In 1936, he appeared in recital at the Town Hall, New York. His program included Bach-Liszt's Prelude and Fugue in A minor, two preludes and fugues from Bach's "Well-Tempered Clavichord" Beethoven's Sonata, Op. 2, No. 1; a nocturne, two mazurkas and a ballade by Chopin, and a concluding group by Shostakovich, Debussy, Ravel and Liszt. He performed his original works with the New York Philharmonic at Town Hall in December 1937, with Sir John Barbirolli (1899-1979) conducting. On January 17, 1938, he gave a solo performance at Town Hall, and in July 1939 his piano concerto was performed at the City Amateur Symphony Orchestra by Edwin Lunt (then 15 years old). Achron conducted the orchestra.

On January 20, 1940, he and his wife performed at Carnegie Hall for the fourth annual music festival for the Trade Union Division of Jewish Workers and Pioneers in Palestine.
On January 16, 1943, he appeared at Town Hall in a joint recital with his wife, mezzo-soprano, Lea Karina. Paul Ulanowsky played accompaniment for Ms. Karina. Again on November 17, 1944, he appeared in a joint recital with his wife at Town Hall. On November 20, 1946, he performed solo at Carnegie Hall. Playing his Sonnet #3 for the first time publicly. It was his last performance in New York.

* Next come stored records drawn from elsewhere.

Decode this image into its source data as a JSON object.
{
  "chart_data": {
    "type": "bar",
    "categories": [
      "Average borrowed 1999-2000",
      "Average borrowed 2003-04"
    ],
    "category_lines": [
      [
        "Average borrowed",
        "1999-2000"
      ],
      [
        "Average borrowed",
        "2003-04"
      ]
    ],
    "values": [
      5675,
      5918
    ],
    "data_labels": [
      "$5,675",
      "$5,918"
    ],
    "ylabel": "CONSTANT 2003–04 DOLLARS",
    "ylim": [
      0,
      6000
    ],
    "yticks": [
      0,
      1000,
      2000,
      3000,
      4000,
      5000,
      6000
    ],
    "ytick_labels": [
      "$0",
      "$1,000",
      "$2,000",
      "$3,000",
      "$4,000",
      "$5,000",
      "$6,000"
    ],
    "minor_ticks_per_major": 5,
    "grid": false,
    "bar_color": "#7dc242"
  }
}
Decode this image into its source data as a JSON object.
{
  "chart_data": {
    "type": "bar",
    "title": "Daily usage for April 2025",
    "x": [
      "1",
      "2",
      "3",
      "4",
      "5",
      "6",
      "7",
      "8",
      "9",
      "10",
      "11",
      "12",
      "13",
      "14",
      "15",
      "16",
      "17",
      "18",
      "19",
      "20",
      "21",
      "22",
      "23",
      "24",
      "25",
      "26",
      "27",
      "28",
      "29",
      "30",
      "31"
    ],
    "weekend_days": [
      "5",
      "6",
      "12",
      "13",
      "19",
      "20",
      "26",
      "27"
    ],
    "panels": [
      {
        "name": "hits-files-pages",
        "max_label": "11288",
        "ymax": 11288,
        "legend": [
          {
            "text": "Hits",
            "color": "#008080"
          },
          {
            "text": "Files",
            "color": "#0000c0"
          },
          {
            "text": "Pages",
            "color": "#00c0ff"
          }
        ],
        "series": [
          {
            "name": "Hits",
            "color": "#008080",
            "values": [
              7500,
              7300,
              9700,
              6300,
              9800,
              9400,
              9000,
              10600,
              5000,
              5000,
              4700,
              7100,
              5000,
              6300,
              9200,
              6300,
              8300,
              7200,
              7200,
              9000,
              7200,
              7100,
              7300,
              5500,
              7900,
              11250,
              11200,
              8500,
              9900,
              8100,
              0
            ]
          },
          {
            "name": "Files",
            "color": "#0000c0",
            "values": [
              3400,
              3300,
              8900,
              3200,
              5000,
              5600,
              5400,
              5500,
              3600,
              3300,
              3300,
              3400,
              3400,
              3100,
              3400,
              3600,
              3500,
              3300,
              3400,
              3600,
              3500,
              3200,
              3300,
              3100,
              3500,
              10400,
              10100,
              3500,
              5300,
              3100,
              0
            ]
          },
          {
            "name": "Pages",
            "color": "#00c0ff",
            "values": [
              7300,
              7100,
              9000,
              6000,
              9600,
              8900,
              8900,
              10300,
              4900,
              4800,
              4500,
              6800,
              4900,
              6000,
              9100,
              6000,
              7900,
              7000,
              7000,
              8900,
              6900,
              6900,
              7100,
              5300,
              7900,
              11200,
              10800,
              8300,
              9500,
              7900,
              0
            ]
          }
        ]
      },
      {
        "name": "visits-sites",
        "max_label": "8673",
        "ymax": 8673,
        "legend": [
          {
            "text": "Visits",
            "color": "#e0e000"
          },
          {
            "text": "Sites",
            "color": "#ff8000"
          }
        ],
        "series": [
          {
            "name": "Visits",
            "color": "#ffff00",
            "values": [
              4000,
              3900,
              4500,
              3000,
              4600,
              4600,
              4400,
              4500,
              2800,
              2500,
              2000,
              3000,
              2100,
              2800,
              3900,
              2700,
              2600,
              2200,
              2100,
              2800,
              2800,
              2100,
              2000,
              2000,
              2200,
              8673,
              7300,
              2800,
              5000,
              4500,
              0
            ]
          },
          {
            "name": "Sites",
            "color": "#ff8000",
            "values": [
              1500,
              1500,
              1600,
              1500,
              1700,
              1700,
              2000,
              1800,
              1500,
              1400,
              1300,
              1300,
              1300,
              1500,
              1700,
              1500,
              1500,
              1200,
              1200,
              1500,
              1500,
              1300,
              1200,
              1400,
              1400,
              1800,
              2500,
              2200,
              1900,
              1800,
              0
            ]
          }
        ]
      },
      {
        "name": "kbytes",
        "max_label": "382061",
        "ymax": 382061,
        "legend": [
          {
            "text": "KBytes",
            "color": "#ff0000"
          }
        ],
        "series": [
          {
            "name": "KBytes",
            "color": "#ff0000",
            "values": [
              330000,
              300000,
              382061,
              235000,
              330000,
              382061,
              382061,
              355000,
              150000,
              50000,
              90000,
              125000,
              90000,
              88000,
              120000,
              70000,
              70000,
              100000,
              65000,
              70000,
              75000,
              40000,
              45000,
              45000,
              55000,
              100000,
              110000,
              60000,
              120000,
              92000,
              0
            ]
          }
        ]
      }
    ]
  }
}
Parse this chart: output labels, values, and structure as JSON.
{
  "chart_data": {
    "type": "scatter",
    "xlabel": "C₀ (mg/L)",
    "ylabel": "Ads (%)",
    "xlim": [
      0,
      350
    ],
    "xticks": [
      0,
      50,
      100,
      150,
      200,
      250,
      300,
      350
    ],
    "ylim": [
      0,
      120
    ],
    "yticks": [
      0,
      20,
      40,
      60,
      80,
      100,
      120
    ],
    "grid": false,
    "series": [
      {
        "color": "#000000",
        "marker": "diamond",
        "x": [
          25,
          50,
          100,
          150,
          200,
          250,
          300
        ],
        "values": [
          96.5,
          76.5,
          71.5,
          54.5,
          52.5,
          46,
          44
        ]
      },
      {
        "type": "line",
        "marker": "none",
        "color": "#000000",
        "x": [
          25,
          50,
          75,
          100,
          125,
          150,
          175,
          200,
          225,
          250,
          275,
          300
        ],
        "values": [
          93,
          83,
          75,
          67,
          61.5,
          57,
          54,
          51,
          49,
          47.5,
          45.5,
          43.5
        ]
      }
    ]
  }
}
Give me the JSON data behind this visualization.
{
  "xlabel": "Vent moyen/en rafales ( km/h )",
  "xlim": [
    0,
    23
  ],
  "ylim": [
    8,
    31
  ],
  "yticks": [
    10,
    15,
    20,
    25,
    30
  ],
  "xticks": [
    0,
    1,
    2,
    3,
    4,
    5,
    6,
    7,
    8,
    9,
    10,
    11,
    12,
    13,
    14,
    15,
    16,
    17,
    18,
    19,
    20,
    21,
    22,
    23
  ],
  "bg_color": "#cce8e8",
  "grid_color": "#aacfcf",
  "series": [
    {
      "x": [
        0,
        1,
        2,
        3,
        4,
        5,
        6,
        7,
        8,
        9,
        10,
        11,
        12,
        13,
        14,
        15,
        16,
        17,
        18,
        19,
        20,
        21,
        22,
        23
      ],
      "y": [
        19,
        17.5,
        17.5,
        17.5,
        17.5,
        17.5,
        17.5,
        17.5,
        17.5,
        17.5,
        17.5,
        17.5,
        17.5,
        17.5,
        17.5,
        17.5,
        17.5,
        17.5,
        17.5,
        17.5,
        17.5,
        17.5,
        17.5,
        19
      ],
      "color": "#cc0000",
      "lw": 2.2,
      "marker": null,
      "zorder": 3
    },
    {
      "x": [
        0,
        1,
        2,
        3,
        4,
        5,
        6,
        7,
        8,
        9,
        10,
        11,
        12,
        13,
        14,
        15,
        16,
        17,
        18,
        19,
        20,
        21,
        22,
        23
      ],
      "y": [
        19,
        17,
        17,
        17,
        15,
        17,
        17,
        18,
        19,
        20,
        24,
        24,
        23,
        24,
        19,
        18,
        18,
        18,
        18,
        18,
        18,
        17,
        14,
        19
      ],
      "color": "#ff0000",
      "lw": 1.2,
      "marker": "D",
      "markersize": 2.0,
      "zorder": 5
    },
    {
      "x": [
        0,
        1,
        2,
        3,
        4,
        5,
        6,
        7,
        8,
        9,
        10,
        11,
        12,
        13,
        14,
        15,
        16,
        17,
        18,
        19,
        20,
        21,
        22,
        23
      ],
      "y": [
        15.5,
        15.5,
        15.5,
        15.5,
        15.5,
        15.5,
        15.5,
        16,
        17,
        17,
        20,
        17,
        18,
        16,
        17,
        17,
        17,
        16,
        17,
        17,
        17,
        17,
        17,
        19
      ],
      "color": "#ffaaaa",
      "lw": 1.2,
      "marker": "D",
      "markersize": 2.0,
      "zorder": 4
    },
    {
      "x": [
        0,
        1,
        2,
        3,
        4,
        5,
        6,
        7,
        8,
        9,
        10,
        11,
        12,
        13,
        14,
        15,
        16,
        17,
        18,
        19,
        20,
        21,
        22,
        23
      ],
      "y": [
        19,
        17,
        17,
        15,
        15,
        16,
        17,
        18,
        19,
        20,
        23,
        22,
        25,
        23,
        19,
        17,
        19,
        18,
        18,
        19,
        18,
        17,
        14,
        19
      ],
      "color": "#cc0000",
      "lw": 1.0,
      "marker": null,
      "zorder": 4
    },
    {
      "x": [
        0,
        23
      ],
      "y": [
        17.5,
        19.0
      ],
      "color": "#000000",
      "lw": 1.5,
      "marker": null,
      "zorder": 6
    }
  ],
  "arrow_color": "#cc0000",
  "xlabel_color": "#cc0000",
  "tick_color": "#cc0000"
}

Amidst all these performances, Achron remained active as a composer, writing the song "Do You Know that The Moon Can Talk" under a pseudonym, John Dorr. It was published in 1937 by Chappell & Co., Ltd. In 1941 he composed two compositions for violin: Sonet #2, introduced by Jascha Heifetz and "Valse Dramatique" performed by Mischa Elman.

==Death==
Isidor Achron died on May 12, 1948, in his home from complications of a heart attack that he had suffered two weeks prior. He was 55 years old.

==Selected compositions==
- Balerina-valse
- Concertos, piano, orchestra, no. 1, op. 2, (1937)
- Concertos, piano, orchestra, no. 2, op. 3, A major (1942)
- Gavotte-satirique, op. for cello and piano
- Happy Birthday FDR, music by Isidor Achron; words by Friede Rothe.
- Improvisation, violin with piano accompaniment, Isidor Achron. -- New York : Carl Fischer, 1946.
- Improvisation, violin and piano, op. 12
- Nocturne-fantasia for violin and piano, op. 9
- Nocturne-fantasia for cello and piano, op. 9, arr.